Liberty Ships
These pages preserve the remnants of information I collected from the National Archives and other sources for a series of economic studies on productivity growth in wartime shipbuilding. This research project has now been completed, and no further updates will be made to these pages. 

If you are looking for the papers from this project, they are as follows: 
"How Much Did the Liberty Shipbuilders Learn? New Evidence for an Old Case Study." Journal of Political Economy, 109(1):103-137. (February 2001). Reprinted in Daniel F.Spulber, (ed)., Famous Fables of Economics, Basil Blackwell, 2001, pp. 262-292. 
"Learning from Experience and Learning From Others. An exploration of learning and spillovers in wartime shipbuilding, [with Rebecca Achee Thornton], American Economic Review, 91(5):1350-1368, December 2001. 
The data files used in these papers can be found here.

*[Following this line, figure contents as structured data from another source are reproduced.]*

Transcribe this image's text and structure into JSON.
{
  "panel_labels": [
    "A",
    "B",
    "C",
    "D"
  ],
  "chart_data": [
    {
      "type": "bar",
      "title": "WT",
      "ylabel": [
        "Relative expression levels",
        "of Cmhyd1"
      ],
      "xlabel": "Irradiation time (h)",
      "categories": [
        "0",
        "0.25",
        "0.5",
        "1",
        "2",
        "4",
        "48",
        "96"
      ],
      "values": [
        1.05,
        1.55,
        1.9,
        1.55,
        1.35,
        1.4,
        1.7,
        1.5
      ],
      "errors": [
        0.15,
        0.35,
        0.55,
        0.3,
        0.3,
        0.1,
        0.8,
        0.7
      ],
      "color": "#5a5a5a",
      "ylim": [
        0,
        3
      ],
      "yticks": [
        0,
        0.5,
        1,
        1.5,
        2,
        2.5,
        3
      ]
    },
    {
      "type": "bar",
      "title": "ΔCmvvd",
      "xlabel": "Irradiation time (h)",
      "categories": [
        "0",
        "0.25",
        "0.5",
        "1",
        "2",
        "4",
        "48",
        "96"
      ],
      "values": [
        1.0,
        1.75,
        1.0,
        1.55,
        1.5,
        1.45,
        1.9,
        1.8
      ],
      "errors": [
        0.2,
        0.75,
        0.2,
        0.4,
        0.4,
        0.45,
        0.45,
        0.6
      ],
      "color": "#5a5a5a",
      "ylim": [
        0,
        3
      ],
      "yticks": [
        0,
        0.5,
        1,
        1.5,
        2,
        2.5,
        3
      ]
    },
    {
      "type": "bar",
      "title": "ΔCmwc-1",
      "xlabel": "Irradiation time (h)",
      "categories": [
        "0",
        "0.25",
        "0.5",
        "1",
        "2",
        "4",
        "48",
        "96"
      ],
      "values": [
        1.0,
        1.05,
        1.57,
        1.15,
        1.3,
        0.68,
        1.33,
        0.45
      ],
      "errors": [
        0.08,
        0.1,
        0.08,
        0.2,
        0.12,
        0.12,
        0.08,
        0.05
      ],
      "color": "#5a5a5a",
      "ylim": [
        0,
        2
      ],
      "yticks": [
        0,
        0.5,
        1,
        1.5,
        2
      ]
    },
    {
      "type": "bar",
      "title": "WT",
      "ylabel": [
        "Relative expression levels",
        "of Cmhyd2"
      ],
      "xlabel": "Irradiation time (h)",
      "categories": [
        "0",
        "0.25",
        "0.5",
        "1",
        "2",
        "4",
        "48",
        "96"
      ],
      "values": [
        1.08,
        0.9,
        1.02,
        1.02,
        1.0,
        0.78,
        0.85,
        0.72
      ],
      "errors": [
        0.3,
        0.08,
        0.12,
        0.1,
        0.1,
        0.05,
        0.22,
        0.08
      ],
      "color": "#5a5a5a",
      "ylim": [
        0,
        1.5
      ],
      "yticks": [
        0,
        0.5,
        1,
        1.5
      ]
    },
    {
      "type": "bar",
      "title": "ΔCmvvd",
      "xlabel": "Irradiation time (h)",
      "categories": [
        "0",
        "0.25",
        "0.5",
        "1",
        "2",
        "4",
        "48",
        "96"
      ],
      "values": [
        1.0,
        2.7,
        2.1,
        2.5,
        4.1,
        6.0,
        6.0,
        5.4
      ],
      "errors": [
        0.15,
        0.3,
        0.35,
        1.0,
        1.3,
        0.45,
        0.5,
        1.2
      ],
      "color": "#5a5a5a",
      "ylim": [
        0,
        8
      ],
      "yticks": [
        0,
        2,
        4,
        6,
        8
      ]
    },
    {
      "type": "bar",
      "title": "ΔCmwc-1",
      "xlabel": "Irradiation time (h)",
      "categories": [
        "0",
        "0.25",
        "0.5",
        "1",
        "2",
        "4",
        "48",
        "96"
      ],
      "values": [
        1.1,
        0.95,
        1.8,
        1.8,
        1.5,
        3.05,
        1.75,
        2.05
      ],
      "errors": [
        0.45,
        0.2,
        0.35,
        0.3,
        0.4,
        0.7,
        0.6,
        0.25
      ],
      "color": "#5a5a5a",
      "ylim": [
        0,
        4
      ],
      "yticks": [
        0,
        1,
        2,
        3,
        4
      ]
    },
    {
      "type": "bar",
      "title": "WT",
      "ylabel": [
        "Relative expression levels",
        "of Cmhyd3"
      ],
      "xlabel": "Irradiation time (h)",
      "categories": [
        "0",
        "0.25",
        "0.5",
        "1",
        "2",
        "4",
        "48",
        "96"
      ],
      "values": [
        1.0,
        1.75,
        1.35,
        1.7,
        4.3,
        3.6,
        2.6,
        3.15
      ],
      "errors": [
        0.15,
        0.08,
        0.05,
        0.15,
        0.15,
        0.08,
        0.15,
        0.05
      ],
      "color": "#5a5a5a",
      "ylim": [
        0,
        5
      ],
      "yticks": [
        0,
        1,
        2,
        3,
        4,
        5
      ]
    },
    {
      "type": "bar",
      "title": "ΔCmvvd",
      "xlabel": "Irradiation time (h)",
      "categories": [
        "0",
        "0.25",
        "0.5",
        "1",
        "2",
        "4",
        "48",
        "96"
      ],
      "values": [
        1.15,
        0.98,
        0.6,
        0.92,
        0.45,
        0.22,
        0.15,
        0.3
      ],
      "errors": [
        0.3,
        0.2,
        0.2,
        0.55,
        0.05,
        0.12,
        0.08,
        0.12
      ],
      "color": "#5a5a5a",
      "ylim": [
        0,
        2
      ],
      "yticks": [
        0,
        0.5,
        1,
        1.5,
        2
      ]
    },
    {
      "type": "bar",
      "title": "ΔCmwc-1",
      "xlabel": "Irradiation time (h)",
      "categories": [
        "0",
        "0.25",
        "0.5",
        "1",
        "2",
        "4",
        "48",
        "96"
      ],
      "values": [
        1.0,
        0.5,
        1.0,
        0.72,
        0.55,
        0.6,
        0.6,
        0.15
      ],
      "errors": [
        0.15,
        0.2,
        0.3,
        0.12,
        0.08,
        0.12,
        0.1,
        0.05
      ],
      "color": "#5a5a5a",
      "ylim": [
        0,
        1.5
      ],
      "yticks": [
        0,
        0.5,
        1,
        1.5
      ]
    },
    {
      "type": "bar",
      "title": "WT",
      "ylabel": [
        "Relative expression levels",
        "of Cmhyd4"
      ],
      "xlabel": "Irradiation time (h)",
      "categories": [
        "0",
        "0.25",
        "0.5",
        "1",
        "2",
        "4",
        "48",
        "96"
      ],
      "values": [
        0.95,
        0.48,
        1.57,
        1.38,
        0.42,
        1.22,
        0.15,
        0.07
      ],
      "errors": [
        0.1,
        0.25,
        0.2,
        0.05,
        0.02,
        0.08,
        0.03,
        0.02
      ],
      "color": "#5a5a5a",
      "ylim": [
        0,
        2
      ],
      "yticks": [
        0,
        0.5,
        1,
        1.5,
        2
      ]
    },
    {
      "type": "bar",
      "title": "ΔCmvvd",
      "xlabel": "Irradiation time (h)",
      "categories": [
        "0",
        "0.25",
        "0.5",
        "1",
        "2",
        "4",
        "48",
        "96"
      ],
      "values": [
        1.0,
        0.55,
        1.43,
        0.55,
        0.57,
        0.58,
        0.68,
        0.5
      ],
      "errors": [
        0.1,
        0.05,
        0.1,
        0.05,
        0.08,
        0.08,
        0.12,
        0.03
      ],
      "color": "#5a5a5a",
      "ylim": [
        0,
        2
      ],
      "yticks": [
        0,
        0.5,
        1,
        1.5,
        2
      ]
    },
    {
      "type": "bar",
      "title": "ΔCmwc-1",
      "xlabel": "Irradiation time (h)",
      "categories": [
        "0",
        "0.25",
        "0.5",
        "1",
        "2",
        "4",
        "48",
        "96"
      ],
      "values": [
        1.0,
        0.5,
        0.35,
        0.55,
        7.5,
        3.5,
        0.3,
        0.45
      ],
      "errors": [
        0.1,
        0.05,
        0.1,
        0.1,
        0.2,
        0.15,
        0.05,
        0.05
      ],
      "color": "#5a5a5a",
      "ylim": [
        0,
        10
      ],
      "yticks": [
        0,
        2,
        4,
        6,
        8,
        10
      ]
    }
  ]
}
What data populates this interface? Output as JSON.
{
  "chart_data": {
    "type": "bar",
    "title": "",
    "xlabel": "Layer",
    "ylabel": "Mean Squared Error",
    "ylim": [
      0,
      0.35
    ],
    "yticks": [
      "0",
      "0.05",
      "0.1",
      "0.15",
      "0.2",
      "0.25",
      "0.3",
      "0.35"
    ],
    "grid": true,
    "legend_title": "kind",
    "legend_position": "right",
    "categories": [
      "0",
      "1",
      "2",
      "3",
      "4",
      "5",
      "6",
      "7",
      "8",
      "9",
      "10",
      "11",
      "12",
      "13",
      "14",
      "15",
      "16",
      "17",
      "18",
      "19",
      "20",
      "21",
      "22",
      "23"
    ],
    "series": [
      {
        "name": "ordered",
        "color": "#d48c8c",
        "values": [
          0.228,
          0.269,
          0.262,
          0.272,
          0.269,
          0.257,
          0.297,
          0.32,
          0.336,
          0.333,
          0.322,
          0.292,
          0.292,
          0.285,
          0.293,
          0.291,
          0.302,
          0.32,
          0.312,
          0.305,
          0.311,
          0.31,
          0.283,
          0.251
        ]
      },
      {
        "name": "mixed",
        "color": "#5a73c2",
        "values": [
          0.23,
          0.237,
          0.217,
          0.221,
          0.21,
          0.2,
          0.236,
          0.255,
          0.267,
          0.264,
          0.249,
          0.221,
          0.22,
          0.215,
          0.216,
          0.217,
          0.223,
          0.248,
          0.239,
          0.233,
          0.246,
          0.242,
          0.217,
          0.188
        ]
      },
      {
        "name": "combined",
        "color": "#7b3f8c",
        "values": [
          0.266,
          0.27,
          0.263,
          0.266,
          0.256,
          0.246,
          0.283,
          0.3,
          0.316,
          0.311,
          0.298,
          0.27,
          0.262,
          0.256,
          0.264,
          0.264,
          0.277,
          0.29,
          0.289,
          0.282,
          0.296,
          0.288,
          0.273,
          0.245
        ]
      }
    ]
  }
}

Most visitors to this page will find this listing more useful. I have also left posted a brief summary of the shipbuilding program here. The summary is not particulary valuable now that Frederic C. Lane's classic history, "Ships for Victory," from which the (public domain) photos are taken, is back in print.

I am afraid I do not have records of the histories of individual vessels. There are now numerous sites devoted to Liberty ships and activites of the merchant marine during the war. This is just a partial listing, to get interested readers started. The SS Jeremiah O'Brien is one of only two surviving Liberty Ships. The other is the SS John W. Brown. This database contains all the Liberty ships produced, in alphabetical order. Several other sites also contain listings of Liberty ships. The value added of this database is that it contains the dates of keel laying, launchings and delivery, as well as the yard and way number where constructed. Michael Denis has developed a new site devoted to the yards at South Portland, ME: Todd-Bath, South Portland Shipbuilding and the New England Shipbuilding Corp. Some very good drawings of the ship design, can be found in this 1994 article by Herbert Adams. For details about those who sailed on the Liberty ships, vist the site of the US Merchant Marines in WWII. Numerous pictures of Liberty ships and their crews can be found at the site of the US Navy Armed Guard WWII Veterans. A short memoir of a Liberty commander has been written by the late Captain Charles A. Jarvis. You can also find plenty of information about WWII tankers at the T2 Tanker Page. Greg Hayden has a very nice merchant marine page with much related material. A useful article on researching individual WWII ships was written by Theron Snell. 
In 1943, most of the Liberty yards began producing Victory ships, a larger and faster freighter, with an eye to producing vessels that would retain commercial value after the war. One of these, the SS Lane Victory Ship has been restored. There are at least four other ships in the process of restoration.
Conventional wisdom has it that the Liberty ship was the first mass produced ship using prefabrication. Not so. Numerous yards were constructing prefabricated ships during World War I. The most famous is the Hog Island type.
Researchers interested in the fracture problem of Liberty ships might like to be aware of the following collection at the Mariners Museum, Newport News, VA: "Documents relating to US Merchant Marine," presented to the Mariners' Museum by James E. Moss, 1964. Section 5, boxes 4-6, "The Welded Ship in WWII", contains reports and analysis covering the period 1941-1956. This is probably the most extensive single collection of materials relating to the welding problem.